Allahü teâlâ, hiç kimseye vermediği en büyük nimetleri, huyu yumuşak olana, insanları incitmeyene veriyor. Birçok fillerle gelen Ebrehe’nin gücü Kâbe’yi yıkmaya yetmedi. Bu yıkılmayan Kâbe’den daha önemlisini yıkmaya çalışmamalı. Peygamber efendimiz, (Bir müminin kalbini incitirseniz, kırarsanız, yetmiş kere Kâbe’yi yıkmaktan büyük günaha girersiniz) buyuruyor. Bir değil, beş değil, yetmiş kere Kâbe’yi yıkmak günahı yazılıyor. Bunun için kalb kırmaktan çok sakınmalı!
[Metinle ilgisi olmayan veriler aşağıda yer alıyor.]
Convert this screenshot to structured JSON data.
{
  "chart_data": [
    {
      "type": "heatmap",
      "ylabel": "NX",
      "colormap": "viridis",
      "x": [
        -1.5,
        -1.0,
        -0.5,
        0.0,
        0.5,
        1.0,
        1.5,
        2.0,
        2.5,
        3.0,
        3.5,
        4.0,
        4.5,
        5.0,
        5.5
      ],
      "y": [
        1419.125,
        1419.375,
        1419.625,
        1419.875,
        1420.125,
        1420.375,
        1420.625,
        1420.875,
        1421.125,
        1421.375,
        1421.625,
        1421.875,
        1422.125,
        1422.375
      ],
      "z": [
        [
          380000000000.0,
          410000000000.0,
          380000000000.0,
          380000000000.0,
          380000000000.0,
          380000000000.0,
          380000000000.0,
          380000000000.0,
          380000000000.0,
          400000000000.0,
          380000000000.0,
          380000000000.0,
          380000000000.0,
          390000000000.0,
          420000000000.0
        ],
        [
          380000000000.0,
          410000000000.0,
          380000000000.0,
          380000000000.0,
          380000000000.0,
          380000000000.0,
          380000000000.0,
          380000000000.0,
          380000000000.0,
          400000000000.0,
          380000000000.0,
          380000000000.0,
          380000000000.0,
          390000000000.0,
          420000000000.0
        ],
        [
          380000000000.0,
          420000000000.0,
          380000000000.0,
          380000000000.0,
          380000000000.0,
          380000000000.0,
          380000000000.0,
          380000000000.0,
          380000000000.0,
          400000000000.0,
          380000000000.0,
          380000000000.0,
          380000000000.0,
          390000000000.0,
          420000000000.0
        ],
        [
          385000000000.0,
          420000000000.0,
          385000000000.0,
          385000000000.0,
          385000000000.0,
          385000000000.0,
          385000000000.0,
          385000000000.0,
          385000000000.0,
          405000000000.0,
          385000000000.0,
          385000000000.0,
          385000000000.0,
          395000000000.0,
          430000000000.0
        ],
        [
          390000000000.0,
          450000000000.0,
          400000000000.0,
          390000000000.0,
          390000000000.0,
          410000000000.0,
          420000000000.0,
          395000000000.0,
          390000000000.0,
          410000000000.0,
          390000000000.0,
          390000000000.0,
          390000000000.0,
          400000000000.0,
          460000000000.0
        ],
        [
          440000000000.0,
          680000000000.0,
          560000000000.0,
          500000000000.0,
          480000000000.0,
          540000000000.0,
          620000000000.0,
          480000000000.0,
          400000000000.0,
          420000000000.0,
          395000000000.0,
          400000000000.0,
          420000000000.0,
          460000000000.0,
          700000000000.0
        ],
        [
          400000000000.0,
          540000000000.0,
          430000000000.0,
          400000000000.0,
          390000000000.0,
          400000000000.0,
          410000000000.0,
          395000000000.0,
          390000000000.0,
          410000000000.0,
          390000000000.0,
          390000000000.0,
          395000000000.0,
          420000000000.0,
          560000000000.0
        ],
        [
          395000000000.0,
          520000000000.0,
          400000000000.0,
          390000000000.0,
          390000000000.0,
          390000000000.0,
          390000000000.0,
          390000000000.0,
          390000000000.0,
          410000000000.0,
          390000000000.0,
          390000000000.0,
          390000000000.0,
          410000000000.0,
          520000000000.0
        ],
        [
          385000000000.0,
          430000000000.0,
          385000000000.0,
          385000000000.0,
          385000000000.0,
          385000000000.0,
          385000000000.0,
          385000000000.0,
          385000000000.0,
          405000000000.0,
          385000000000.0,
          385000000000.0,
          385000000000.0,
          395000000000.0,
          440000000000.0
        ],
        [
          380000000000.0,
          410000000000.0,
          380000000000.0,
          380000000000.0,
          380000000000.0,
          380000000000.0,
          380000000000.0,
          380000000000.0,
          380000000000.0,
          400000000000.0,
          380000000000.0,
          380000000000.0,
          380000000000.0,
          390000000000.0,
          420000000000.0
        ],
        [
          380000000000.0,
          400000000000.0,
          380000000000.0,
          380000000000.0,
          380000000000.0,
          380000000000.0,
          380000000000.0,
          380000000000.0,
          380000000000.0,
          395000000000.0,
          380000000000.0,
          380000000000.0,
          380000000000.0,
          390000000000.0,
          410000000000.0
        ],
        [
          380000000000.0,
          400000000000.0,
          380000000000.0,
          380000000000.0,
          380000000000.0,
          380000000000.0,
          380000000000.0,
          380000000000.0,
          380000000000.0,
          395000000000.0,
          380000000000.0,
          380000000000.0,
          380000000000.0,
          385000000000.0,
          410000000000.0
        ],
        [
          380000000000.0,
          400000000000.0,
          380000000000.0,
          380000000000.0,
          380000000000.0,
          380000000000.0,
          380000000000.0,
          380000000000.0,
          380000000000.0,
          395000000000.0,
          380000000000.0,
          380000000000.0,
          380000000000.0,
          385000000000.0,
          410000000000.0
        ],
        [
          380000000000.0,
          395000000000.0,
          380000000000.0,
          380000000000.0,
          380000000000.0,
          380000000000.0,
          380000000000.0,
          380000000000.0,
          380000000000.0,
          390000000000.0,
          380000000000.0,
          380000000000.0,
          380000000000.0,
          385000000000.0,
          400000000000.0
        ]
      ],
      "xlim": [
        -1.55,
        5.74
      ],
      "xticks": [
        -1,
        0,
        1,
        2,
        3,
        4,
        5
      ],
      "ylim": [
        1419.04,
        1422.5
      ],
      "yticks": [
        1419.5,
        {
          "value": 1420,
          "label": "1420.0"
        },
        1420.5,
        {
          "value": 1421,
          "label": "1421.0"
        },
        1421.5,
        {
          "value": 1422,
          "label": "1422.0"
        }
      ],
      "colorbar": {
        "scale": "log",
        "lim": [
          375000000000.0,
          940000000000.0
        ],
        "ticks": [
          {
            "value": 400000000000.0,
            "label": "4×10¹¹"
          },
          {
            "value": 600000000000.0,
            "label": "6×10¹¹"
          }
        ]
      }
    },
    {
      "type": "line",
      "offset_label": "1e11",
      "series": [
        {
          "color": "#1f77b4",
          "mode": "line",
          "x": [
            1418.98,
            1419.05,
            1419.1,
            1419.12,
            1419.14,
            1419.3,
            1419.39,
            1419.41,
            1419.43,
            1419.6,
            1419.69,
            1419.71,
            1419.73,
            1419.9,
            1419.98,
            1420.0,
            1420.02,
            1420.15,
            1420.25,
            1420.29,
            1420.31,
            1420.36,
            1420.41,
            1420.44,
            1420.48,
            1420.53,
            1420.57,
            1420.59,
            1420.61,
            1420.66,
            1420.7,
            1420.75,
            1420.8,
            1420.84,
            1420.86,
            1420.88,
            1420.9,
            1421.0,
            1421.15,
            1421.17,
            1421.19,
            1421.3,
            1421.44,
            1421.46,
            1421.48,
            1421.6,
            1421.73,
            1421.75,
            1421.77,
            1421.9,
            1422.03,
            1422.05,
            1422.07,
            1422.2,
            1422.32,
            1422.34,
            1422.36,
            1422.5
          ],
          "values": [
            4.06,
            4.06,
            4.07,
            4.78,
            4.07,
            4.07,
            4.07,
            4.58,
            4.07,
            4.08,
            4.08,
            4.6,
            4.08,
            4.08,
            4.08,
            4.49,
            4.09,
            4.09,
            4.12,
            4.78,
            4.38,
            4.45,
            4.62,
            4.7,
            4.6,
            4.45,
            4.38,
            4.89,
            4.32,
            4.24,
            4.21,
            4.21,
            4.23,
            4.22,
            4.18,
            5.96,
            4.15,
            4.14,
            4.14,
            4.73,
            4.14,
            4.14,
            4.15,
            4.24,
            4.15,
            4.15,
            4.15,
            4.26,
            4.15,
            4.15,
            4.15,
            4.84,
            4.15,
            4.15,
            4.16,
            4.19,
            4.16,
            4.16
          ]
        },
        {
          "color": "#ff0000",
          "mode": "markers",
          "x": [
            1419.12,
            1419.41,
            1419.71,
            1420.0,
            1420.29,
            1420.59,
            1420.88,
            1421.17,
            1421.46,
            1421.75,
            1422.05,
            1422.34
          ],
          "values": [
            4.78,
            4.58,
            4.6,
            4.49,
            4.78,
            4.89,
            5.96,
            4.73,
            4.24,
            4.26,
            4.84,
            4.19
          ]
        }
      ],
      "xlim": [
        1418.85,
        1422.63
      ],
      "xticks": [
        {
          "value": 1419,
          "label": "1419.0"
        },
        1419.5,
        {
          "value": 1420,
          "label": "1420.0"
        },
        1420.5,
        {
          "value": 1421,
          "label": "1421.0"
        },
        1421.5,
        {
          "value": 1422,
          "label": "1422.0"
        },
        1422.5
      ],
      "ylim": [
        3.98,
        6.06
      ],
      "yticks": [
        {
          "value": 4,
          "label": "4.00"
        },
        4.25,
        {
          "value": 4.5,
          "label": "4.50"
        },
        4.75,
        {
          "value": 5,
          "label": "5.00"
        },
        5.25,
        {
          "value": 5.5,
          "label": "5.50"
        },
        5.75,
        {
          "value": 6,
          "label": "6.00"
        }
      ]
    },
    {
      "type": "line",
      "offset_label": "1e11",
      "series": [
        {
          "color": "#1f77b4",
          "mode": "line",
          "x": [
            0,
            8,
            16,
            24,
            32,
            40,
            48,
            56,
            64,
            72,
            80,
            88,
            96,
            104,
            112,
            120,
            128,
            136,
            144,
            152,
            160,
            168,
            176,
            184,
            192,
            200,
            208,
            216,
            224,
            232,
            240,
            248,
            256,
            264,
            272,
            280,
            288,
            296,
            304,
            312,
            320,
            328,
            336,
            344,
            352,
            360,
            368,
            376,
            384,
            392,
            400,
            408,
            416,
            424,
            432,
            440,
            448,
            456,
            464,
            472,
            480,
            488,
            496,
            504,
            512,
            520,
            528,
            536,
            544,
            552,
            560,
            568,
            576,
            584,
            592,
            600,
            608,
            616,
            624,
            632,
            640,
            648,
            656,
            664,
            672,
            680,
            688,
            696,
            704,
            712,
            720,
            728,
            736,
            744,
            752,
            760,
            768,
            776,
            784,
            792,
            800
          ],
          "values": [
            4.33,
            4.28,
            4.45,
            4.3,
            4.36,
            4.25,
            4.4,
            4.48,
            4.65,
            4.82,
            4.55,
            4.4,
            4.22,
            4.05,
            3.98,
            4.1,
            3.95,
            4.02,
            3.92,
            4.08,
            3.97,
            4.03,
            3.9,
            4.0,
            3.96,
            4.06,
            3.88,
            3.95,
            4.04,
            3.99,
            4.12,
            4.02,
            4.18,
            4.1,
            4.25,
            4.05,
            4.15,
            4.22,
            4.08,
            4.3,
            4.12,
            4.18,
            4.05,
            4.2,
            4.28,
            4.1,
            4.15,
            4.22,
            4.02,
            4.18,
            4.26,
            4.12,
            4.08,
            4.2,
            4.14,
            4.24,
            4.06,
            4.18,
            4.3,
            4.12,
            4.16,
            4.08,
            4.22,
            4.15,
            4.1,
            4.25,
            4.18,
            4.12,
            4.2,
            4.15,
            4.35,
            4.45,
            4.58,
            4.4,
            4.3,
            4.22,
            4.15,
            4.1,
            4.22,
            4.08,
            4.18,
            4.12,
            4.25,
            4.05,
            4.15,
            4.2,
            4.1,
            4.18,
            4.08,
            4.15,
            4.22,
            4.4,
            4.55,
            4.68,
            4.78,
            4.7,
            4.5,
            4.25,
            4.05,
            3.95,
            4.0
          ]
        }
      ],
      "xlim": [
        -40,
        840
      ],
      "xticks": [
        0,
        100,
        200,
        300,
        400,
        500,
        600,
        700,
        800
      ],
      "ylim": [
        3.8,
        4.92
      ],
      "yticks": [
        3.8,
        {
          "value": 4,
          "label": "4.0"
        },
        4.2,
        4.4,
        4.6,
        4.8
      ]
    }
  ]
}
İki Müslüman karşılaşınca, biri, diğerinin kalbini kıracak diye ödüm kopuyor. İki ortak bozuşmuşlar. Biri geldi, (Efendim alacağım var, vermiyor) dedi. (Olmaz öyle şey. Kul hakkı var. Mümin yalan söylemez, mutlaka senin dediğin doğrudur, nasıl vermez?) dedim. Öteki geldi, (Efendim hiç borcum yok, hattâ biraz da fazla verdim) dedi. Kendi kendime, (Müslüman yalan söylemez. Bunun da dediği doğrudur. Herhâlde biri unutmuştur) dedim. Bir hata var burada, ama hatada ısrar da var. Biri, (Hata bende) demiyor. Anlaşmalarına imkân yok. Bunu hâlletmem gerekir dedim. Kendi paramdan alacaklıya verdim, (Helalleşin, çünkü âhirette sorguya çekileceksiniz) dedim. Âhirette, bir dank yani yarım dirhem gümüş kul hakkı için, cemaatle kılınmış, kabul olmuş, 700 namazın sevabı karşı tarafa verilecek. Sevabı yoksa, karşı tarafın günahı buna yükletilecek. Bir şey âhirete kaldı mı, çok tehlikelidir. Çok kimse âhirete alacaklıyım diye gidecek, fakat borçlu çıkacak, yanılacak, yanacaktır. Bunun için borç alacak işlerini ve helalleşmeyi dünyada hâlletmeye çalışmalıdır.